Data-Level Requirements: The Data-Level Requirements are somewhat flexible because subject companies may choose any combination of the listed data mitigation strategies so long as they are sufficient to fully and effectively prevent access to Covered Data that is linkable, identifiable, unencrypted, or decryptable (using commonly available technology) by covered persons and/or countries of concern.

In addition to the requirement to fully and effectively prevent access to Covered Data, and similar to the Organizational- and System-Level Requirements, there are also areas where subject companies may need to go beyond the NIST PF to meet the Security Requirements:

• If you use Data Minimization/Data Masking Strategies, you should also
• Review your written data retention and deletion policy annually; and
• Process data in such a way that ensures it is no longer Covered Data or that minimizes linkability to U.S. person entities (including ensuring identities cannot be inferred or extrapolated from the data set at issue or in combination with other data sets held by the organization).
• If you use Encryption Techniques, you should also
• Ensure your encryption is comprehensive;[4]
• Encrypt Covered Data in a Restricted Transaction during storage and transit; and
• Apply the specified encryption key management practices, including preventing covered persons from accessing encryption keys.
• If you use Privacy-Enhancing Technologies, you should also
• Prevent covered persons from participating as trusted parties in your privacy-preserving computations; and
• Ensure that Covered Data (including information that could reasonably be used to reconstruct Covered Data) is not otherwise revealed to covered persons.
• If you use Identity and Access Management Techniques, you should also ensure that Identity and Access Management system configurations deny access to Covered Data by covered persons and countries of concern.

[1] The Security Requirements are set forth by CISA. “Restricted Transactions” and other terms are defined in the Bulk Sensitive Data Regulations.

[2] A Covered System:

• means an Information System used to obtain, read, copy, decrypt, edit, divert, release, affect, alter the state of, view, receive, collect, process, maintain, use, share, disseminate, or dispose of (collectively, “interact with”) Covered Data as part of a restricted transaction, regardless of whether the data is encrypted, anonymized, pseudonymized, or de-identified; and
• does not include an Information System (e.g., an end user workstation) that has the ability to view or read sensitive personal data (other than sensitive personal data that constitutes government-related data) but does not ordinarily interact with such data in bulk form.

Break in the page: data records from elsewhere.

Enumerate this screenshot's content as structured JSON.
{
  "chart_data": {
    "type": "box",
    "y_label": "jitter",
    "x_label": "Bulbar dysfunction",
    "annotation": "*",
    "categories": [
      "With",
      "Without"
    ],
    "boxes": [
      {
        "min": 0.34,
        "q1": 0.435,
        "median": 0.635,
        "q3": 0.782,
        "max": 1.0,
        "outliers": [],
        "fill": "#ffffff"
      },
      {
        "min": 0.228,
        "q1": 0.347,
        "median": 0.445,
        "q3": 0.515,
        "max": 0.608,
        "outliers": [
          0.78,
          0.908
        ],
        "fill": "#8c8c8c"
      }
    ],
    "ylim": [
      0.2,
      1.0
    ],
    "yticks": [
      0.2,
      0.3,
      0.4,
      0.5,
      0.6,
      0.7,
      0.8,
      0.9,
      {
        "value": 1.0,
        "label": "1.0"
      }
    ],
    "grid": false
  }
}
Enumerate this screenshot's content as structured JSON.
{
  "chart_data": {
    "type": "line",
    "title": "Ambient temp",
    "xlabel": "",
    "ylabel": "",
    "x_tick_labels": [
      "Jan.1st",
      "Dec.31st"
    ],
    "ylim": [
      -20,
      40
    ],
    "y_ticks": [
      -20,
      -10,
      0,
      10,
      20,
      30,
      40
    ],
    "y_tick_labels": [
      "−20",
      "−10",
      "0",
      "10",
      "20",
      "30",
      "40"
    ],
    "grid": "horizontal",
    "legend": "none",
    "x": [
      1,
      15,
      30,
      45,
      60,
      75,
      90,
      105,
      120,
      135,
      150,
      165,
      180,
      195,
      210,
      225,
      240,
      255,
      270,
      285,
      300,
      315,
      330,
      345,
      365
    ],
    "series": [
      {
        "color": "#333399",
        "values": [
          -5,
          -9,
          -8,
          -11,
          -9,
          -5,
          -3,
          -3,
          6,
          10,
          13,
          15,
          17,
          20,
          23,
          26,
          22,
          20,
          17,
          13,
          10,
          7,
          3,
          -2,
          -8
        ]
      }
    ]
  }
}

An Information System means a discrete set of information resources organized for the collection, processing, maintenance, use, sharing, dissemination, or disposition of information.

[3] Covered Data means government-related data or bulk U.S. sensitive personal data.

[4] For the purposes of this requirement, CISA considers comprehensive encryption to mean cryptographic algorithms, ciphers, and protocols that are ordinarily accepted by U.S. persons with significant expertise in cryptography as being sufficient to provide confidentiality and integrity protections to sensitive data against compromise by currently known techniques and a level of computing power that is reasonably foreseeable to be available to any person, organization, or country in the near future. CISA considers U.S. government-approved encryption algorithms, ciphers, and protocols to meet this standard, but organizations may determine that other algorithms, ciphers, and protocols also qualify. For connections made using Transport Layer Security (TLS), only version 1.2 or higher is considered comprehensive encryption.